You tell me "make this better" and then remove all limitations on hours and time of day on when to do it, with only expectation being that there will be delivery and that changes are communicated. No feature requests, just "better".

I'd likely be working during late afternoons, and occasionally at nights. I'd probably work less hours than I do now.

Most likely nothing immediately obvious happens. Code changes here and there. However over the long term:

  • Conversion and user happiness metrics improve
  • Team members complete their tasks quicker
  • Team spends less time on bugs

What has happened? Users are happy. Team is happy. There have only been some code changes!

Code is a language. People read it. You take the time to make it clear, remove things that don't make sense, consider what helps a developer get things done, and when there is less friction it is easier to understand each part of the underlying system the code reflects.

UI is a language. People experience it. You take the time to make it clear, remove things that don't make sense, consider what helps a user get things done, and when there is less friction it is easier to understand each part of the underlying system the UI reflects.

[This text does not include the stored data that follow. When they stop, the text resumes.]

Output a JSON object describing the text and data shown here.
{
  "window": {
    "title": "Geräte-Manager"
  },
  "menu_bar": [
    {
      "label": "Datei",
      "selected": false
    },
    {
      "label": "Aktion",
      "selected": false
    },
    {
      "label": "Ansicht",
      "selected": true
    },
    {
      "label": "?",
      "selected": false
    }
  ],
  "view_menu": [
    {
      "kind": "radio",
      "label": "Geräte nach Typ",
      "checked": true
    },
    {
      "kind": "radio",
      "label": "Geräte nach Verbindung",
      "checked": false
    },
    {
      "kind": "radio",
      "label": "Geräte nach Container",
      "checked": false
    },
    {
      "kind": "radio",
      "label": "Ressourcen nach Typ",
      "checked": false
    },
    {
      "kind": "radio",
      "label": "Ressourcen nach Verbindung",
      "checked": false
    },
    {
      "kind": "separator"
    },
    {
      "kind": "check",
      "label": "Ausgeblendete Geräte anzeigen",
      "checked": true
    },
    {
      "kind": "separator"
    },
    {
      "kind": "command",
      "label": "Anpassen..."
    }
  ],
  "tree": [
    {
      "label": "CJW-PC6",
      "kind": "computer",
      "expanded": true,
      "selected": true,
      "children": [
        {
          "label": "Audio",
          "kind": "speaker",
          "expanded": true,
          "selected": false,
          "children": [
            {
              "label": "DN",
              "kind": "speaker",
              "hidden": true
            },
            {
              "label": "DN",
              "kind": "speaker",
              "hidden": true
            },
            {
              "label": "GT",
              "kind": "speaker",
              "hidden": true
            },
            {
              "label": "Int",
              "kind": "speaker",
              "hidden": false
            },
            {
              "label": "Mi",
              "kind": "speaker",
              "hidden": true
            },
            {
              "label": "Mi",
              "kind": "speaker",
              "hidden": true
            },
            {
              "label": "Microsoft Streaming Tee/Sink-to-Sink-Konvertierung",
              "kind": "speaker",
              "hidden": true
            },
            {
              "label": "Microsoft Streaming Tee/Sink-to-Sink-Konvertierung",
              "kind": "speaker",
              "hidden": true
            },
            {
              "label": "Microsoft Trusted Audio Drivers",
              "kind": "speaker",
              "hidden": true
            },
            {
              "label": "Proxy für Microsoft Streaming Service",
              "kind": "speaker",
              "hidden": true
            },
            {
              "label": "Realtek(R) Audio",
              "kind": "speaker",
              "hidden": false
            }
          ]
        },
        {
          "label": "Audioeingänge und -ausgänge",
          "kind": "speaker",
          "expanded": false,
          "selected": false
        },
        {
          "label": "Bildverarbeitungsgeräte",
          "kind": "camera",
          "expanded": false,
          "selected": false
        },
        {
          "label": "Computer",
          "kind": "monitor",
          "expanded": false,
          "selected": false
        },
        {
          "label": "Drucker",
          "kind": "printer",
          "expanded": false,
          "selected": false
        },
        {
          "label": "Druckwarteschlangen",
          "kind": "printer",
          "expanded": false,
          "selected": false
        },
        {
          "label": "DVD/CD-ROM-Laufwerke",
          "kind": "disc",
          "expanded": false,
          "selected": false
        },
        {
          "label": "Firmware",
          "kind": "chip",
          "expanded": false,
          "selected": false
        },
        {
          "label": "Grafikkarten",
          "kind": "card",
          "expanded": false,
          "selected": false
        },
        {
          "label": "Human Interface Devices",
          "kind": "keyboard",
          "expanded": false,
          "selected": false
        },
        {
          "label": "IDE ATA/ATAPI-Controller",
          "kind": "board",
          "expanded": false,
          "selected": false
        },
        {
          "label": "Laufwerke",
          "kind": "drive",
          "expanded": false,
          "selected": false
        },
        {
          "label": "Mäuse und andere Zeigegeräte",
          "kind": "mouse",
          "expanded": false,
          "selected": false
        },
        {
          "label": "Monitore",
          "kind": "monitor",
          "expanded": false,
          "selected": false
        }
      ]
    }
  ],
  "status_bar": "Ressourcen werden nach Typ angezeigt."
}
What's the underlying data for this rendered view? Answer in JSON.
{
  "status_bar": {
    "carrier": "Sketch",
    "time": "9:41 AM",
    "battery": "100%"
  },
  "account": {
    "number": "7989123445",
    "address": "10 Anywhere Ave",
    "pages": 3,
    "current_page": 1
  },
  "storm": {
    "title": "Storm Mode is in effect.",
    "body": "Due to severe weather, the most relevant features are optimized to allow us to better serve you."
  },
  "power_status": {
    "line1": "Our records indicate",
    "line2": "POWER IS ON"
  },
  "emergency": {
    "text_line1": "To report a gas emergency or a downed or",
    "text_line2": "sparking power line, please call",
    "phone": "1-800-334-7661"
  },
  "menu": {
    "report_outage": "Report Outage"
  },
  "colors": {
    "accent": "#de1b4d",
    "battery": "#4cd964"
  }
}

I also think productivity is a lie. It is a metric of accomplishing things. I rather replace it with a state of least friction, because that is what it really is. To be able to do things well you need time, well-being, and support. Accumulated skill and knowledge helps, but those are gained by the other three. If you are a curious person you will eventually become an expert in anything given enough time, well-being, and support.

Eventually "productivity" means that you don't do certain things, because you don't need to do them. Say, you can simply fix a problem immediately hitting the right thing. Or better yet, you create things so that some problems never arise. This is totally invisible "productivity". But you can't measure it, because it is something that never happens.

If you want an ultra productive team you want to have a lot of problems that never happen. Put other way, team has to make sure that they choose the right problems to have. Also, over time it makes sense there are people who work to make sure possible problems may not arise, even if this means they're not providing the short term feature accomplishment productivity.


TL:DR; I'm most productive when I change things indirectly resulting to people wasting less time cumulatively thus making everyone else "more productive".